Now listen up.
That’s how Perry Marshall starts his email newsletters. And boy, have I listened up!
His book, 80/20 Sales and Marketing: The Definitive Guide to Working Less and Making More, is such an eye-opening book. It’s filled with so many expansive ideas that when I page back to what I have underlined, it’s all underlined!
For years, management people have known about the 80/20 concept. Also known as the Pareto Principle, it was named after an Italian economist who in 1906 showed that 80 percent of his country’s wealth was owned by 20 percent of its citizens. In the late 1990s, Richard Koch reintroduced Pareto’s work with the bestselling The 80/20 Principle: The Secret to Achieving More with Less, which applied the principle to just about everything. So I’ve known for a long time that 80 percent of sales will come from 20 percent of the customers, 80 percent of the time we wear 20 percent of our clothes, and 80 percent of the wear on my carpets is found on 20 percent of them.
Then Marshall expanded the concept into fractals, pointing out if 20 percent of your customers account for 80 percent of sales, then 20 percent of those customers will account for 80 percent of those sales. He then goes on to show the mind-boggling implications this has for sales.
What does that mean for your business? First, look closer and see if 20 percent of your customers account for 80 percent of your profits. You might be more than surprised. A core group of customers might represent close to 100 percent of your profits.
Now think about all of the ways that 80/20 can apply to your business. For example, let’s say you’re an owner of a small native plant nursery. You decide to set up an online store, to make your hard-to-find native plants more widely available.
You keep prices down and charge extra for shipping. But getting live plants delivered fast and in good shape does not come cheap.
After being in business two months, you take a close look at the results. Your company is selling an average of 3.5 orders per day, and each sale averages $200. For every order placed, there are three abandoned carts—online sales that are not completed—which would bring in $50 each.
You’re curious. What happened to those sales? To find out, you email the shoppers who abandoned their carts. You offer a discount for completing the sale. Two months later, you have no bites, only one reply from a shopper who backed out of the order. The shipping cost, he said, was too high.
Four important points related to the 80/20 Principle
Several things are going on here, and the 80/20 view helps us sort out important takeaways.
- Gardeners who are ordering native plants online are looking for high quality, unusual plants that they can’t find near their homes. There will be a percentage of these gardeners who don’t mind spending money to get what they want. Others will be very cost conscious. Takeaway: 20 percent of the gardeners will provide 80 percent of your revenue, so focus on reaching them and increasing their numbers.
- Your plants are high quality and unusual varietals not widely available.
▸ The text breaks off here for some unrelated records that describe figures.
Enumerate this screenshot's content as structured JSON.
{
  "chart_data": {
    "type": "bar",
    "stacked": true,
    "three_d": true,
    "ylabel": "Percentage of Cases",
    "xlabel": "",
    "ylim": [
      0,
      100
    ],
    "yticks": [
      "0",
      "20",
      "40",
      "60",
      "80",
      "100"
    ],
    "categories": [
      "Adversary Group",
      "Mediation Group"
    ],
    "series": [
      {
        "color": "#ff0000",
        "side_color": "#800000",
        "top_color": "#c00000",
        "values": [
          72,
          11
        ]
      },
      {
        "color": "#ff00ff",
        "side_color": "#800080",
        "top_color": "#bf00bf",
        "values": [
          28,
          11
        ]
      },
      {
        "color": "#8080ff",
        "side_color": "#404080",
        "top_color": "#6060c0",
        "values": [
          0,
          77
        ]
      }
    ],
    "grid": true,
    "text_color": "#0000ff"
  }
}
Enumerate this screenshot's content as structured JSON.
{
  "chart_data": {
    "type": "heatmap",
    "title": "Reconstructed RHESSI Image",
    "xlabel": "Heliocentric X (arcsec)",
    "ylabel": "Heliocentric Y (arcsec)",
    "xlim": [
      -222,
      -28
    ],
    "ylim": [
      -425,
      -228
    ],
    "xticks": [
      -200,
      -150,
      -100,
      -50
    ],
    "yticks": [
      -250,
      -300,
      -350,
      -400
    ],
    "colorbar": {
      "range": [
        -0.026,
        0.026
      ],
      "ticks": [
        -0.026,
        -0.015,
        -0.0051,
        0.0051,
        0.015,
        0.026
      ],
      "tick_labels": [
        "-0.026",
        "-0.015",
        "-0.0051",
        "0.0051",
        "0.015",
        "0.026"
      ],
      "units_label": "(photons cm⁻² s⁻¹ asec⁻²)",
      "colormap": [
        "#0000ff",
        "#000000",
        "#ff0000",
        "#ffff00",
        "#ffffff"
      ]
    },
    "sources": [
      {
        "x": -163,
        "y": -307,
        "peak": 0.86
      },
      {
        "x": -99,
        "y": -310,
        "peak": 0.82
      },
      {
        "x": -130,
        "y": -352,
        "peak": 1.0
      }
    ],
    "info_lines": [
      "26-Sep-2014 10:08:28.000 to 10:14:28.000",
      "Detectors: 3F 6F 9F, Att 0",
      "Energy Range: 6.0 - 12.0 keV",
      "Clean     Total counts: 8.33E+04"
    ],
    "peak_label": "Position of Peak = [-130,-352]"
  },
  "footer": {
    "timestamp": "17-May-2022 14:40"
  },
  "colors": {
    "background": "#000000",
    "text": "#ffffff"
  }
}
Since your target customer is a gardener who wants these plants and isn’t making a decision based on price, you can charge more for them. For sake of simplicity, let’s say each of your plants are $13.50 each and the average cost of shipping each plant is $2.75 (which adds 20 percent to the cost of the plant). Why not make each plant $16.25, which covers the cost to you of shipping? If the 20 percent who make small orders and are shopping on price decide not to make a purchase, it’s better for you, because your company saves money by avoiding processing a lot of small orders. Takeaway: The 20 percent of your shoppers who spend the least money usually cause the most problems which is more customer service which causes you to lose money.
- You can encourage your higher order customers to buy even more by offering them free shipping on orders over $100. In order to get the free shipping the mid-range customer will increase their spending to over $100.00 to get the free shipping. Takeaway: Reward your best customers, which moves others into the higher level of spending to get the best deal. Encourage and reward the top 20 percent, not the bottom 20 percent.
- By continuing to tweak your online marketing, you will have high dollar amount orders coming in from a consistent percentage of visitors and you can now spend time on increasing traffic to your site. Takeaway: Your revenue from the 20 percent of the highest revenue shoppers will increase at the same rate as your increasing website traffic. That’s the beauty of a high conversion rate.
Eye-opening, right? I encourage you to read Marshall’s book cover to cover and sign up for his various mailing lists. Expect me to write more on using this principle to target your most valuable customers and focus on keeping them happy, and getting more customers like them. When you do that, you stop spinning your wheels—and get more bang for your buck.
What ways do you see this 80/20 principle working for you? I want to hear your stories and thoughts.